Apesar de muitos desconhecerem, praticar atividade física desde cedo trará benefícios para toda a vida. Segundo o ortopedista Dr. Thiago Righetto, o equilíbrio e o controle postural já atinge sua maturidade por volta dos 7/8 anos de idade, e por isso o ideal é iniciar os treinos antes de atingir essa faixa etária.

Não existe contra-indicação específica. Os exercícios de fortalecimento não lesam a placa de crescimento, não possuem efeito negativo ou efeito deletério cardiopulmonar. Porém é importante frisar que deve ser respeitado os limites da criança ou adolescente, adequando a carga, a intensidade e também a frequência. “Crianças não precisam necessariamente optar pela musculação. Aulas de pilates, de circo, além das atividades aeróbicas são excelentes opções para os pequeninos, uma vez que também ajudam a fortalecer a musculatura. Já na fase pré-puberal é possível realizar exercícios de fortalecimento muscular mais localizados” – pontua.

O médico ressalta ainda que as crianças em fase de crescimento não devem participar de competições que exijam muito do seu corpo em relação ao levantamento de peso. Até porque, inicialmente, as crianças devem treinar sem peso, seguido de carga baixa. Já os adolescentes devem começar com uma carga baixa até que dominem a técnica do movimento de cada exercício. Treino neuromuscular com mudança de direção, diminuem os riscos de lesões, principalmente nas meninas.

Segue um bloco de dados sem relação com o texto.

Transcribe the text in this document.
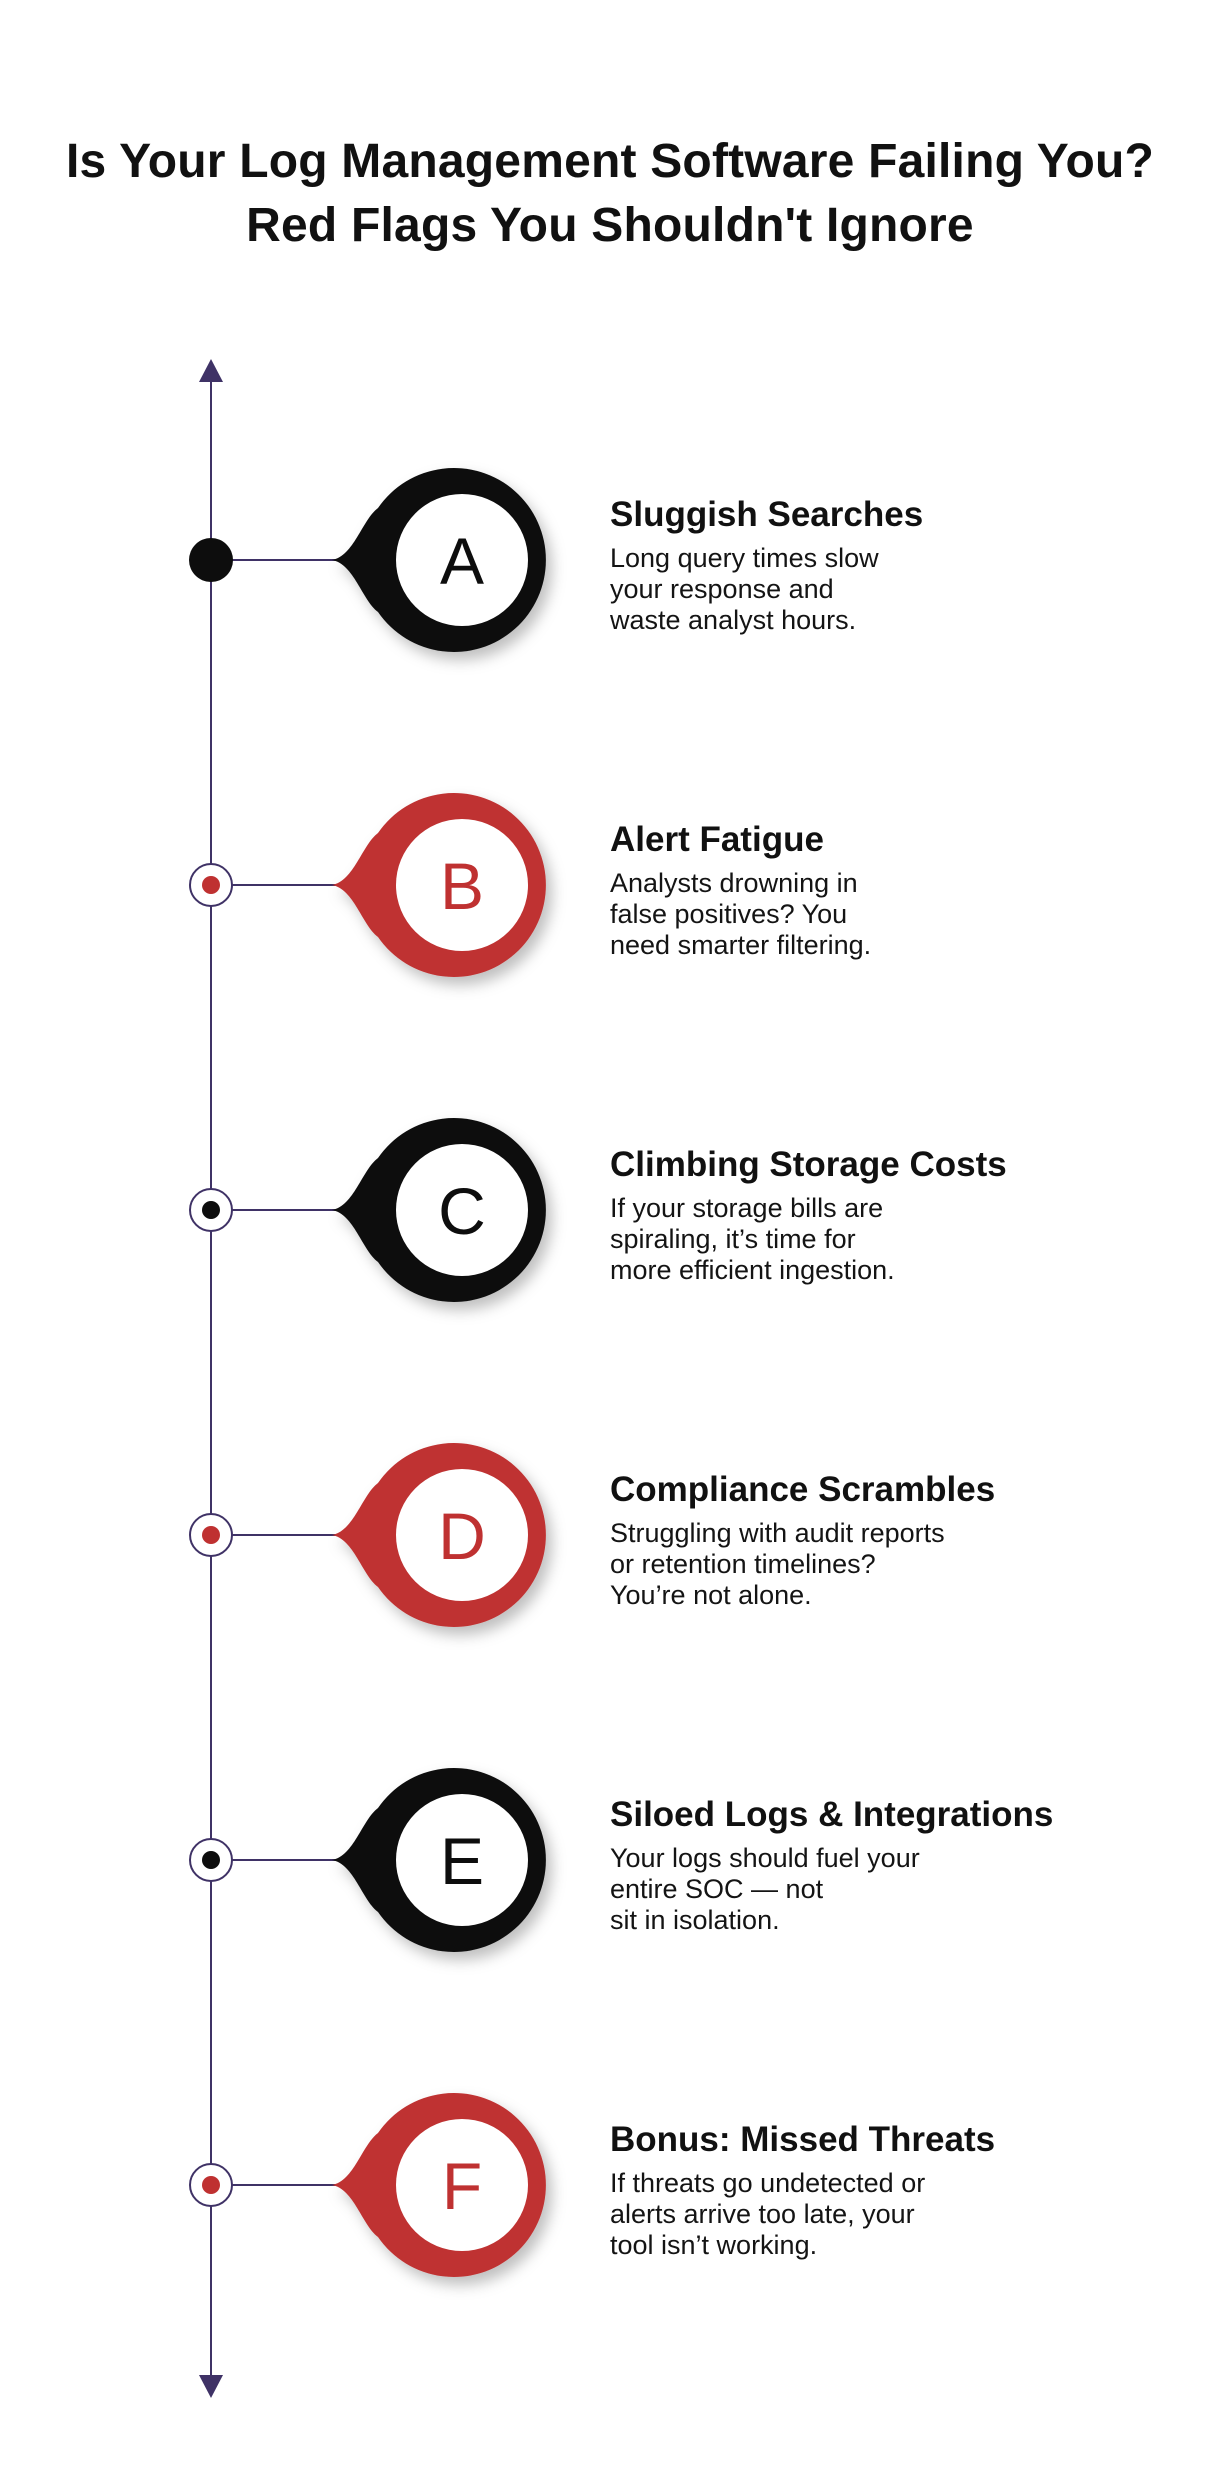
Is Your Log Management Software Failing You?
Red Flags You Shouldn't Ignore
A
B
C
D
E
F
Sluggish Searches
Long query times slow
your response and
waste analyst hours.
Alert Fatigue
Analysts drowning in
false positives? You
need smarter filtering.
Climbing Storage Costs
If your storage bills are
spiraling, it’s time for
more efficient ingestion.
Compliance Scrambles
Struggling with audit reports
or retention timelines?
You’re not alone.
Siloed Logs & Integrations
Your logs should fuel your
entire SOC — not
sit in isolation.
Bonus: Missed Threats
If threats go undetected or
alerts arrive too late, your
tool isn’t working.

Os responsáveis também devem desencorajar os treinos em casa sem supervisão, principalmente nos aparelhos de academia, e também com cargas muito altas ou com movimentos rápidos. Isso pode comprometer a saúde da musculatura, causando lesões e estiramentos.

Entre os inúmeros benefícios da prática correta da atividade física, podemos destacar a melhora da capacidade cardiopulmonar, do perfil lipídico e no estoque ósseo, o que é fundamental para prevenir a osteoporose. “Sabe-se que a prática de atividade física melhora o rendimento escolar. É um erro parar esse tipo de atividade no ano preparatório para o vestibular, pois o rendimento nos estudos pode ser prejudicado” – garante.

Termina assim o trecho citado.